#!/usr/bin/env python
# coding: utf-8

# # Single Exposure Processing
# 
# This is intended to walk you through the processing pipeline on jupyterlab. It builds on the first two hands-on tutorials in the LSST ["Getting started" tutorial series](https://pipelines.lsst.io/getting-started/index.html#getting-started-tutorial). It is intended for anyone getting started with using the LSST Science Pipelines for data processing. 
# 
# The goal of this tutorial is to setup a Butler for a simulated LSST data set and to run the `processCCD.py` pipeline task to produced reduced images.

# ## Setting up the data repository
# 
# Sample data for this tutorial comes from the `twinkles` LSST simulation and is available in a shared directory on `jupyterlab`. We will make a copy of the input data in our current directory:

# In[ ]:


get_ipython().system('if [ ! -d DATA ]; then cp -r /project/shared/data/Twinkles_subset/input_data_v2 DATA; fi')
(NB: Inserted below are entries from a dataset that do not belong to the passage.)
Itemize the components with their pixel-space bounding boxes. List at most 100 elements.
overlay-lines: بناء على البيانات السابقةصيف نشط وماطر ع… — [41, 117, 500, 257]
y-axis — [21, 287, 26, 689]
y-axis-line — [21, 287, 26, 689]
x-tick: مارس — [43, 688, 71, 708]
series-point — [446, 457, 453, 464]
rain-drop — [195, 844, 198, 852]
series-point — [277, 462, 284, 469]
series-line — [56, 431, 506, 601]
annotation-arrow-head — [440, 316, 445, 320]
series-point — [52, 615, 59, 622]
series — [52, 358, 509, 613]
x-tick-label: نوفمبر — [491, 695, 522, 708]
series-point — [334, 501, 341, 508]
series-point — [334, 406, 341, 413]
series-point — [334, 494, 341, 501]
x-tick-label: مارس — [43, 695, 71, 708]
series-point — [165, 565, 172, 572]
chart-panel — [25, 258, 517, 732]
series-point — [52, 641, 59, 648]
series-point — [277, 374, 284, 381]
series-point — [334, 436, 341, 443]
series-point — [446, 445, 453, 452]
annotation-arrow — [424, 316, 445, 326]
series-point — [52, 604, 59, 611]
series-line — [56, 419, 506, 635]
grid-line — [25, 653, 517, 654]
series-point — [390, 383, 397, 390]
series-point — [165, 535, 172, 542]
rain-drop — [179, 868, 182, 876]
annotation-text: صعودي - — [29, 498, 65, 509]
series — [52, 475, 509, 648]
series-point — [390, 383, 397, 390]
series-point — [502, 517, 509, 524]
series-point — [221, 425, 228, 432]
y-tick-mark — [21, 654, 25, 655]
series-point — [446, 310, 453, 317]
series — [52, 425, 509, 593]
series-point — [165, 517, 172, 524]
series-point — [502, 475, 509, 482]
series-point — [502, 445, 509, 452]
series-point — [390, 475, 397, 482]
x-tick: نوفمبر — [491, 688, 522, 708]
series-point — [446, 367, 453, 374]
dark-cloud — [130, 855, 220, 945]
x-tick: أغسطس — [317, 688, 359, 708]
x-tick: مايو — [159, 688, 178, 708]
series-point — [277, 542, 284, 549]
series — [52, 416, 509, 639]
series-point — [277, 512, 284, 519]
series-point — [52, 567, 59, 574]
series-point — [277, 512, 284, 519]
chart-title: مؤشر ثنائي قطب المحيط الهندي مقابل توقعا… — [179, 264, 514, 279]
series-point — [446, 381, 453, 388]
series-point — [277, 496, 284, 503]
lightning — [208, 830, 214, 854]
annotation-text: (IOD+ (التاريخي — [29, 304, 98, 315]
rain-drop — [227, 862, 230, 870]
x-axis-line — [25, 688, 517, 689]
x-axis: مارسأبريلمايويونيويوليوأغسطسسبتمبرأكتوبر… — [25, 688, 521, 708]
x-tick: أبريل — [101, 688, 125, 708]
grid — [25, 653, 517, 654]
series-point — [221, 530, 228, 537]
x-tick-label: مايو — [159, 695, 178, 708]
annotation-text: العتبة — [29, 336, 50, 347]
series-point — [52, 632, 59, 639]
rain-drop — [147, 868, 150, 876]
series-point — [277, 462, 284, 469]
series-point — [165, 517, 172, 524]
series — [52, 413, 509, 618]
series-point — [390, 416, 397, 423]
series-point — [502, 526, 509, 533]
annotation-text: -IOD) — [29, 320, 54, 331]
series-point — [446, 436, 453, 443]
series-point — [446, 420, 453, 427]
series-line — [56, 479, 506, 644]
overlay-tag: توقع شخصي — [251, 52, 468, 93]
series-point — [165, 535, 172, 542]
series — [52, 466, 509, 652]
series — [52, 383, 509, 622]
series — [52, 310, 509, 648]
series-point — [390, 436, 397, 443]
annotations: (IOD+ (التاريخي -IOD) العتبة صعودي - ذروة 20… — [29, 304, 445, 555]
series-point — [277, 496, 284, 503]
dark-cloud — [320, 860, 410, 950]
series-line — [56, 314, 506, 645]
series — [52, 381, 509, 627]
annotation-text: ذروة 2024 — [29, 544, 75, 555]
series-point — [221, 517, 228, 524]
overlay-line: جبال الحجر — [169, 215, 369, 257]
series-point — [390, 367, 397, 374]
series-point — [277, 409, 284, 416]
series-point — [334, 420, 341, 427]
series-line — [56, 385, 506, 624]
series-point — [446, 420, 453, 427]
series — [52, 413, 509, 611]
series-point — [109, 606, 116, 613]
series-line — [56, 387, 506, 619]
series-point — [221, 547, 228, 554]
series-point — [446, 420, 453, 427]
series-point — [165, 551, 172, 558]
# Inside the data directory you'll see a directory structure that looks like this

# In[ ]:


get_ipython().system('ls -lh DATA/')


# The Butler uses a mapper to find and organize data in a format specific to each camera. Here we're using `lsst.obs.lsstSim.LsstSimMapper` mapper for the Twinkles simulated data:

# In[ ]:


cat DATA/_mapper


# All of the relavent images and calibrations have already been ingested into the Butler for this data set.

# ## Reviewing what data will be processed
# 
# We'll now process individual raw LSST simulated images in the Butler `DATA` repository into calibrated exposures. We’ll use the `processCcd.py` command-line task to remove instrumental signatures with dark, bias and flat field calibration images. `processCcd.py` will also use the reference catalog to establish a preliminary WCS and photometric zeropoint solution.
# 
# First we'll examine the set of exposures available in the Twinkles data set using the Butler

# Now we'll do a similar thing using the `processEimageTask` from the LSST pipeline. **There is a bit of ugliness here because the `processEimage.py` command line script is only python2 compatible so we need to parse the arguments through the API. This has the nasty habit of trying to exit after the args.**

# In[ ]:


from lsst.obs.lsstSim.processEimage import ProcessEimageTask


# In[ ]:


args = 'DATA --rerun process-eimage  --id filter=r --show data'
ProcessEimageTask.parseAndRun(args=args.split())

# BUG: the command above exits early, due to a namespace problem:
# /opt/lsst/software/stack/stack/miniconda3-4.3.21-10a4fa6/Linux64/pipe_base/15.0/python/lsst/pipe/base/argumentParser.py in parse_args(self, config, args, log, override)
#     628 
#     629         if namespace.show and "run" not in namespace.show:
# --> 630             sys.exit(0)


# The important arguments here are `--id` and `--show data`.
# 
# The `--id` argument allows you to select datasets to process by their data IDs. Data IDs describe individual datasets in the Butler repository. Datasets also have types, and each command-line task will only process data of certain types. In this case, `processEimage.py` will processes raw simulated e-images **(need more description of e-images)**.
# 
# In the above command, the `--id filter=r` argument selects data from the r filter. Specifying `--id` without any arguments acts as a wildcard that selects all raw-type data in the repository.
# 
# The `--show data` argument puts `processEimage.py` into a dry-run mode that prints a list of data IDs to standard output that would be processed according to the `--id` argument rather than actually processing the data. 
# 
# Notice the keys that describe each data ID, such as the visit (exposure identifier), raft (identifies a specific LSST camera raft), sensor (identifies an individual ccd on a raft) and filter, among others. With these keys you can select exactly what data you want to process.

# Next we perform the same task directly with the Butler:

# In[ ]:


import lsst.daf.persistence as dafPersist


# In[ ]:


butler = dafPersist.Butler(inputs='DATA')
butler.queryMetadata('eimage', ['visit', 'raft', 'sensor','filter'], dataId={'filter': 'r'})


# ## Processing data
# 
# Now we'll move on to actually process some of the Twinkles data. To do this, we'll remove the `--show data` argument.

# In[ ]:


args = 'DATA --rerun process-eimage  --id filter=r --show data'
# The command below also exits early - see the error message above.
ProcessEimageTask.parseAndRun(args=args.split())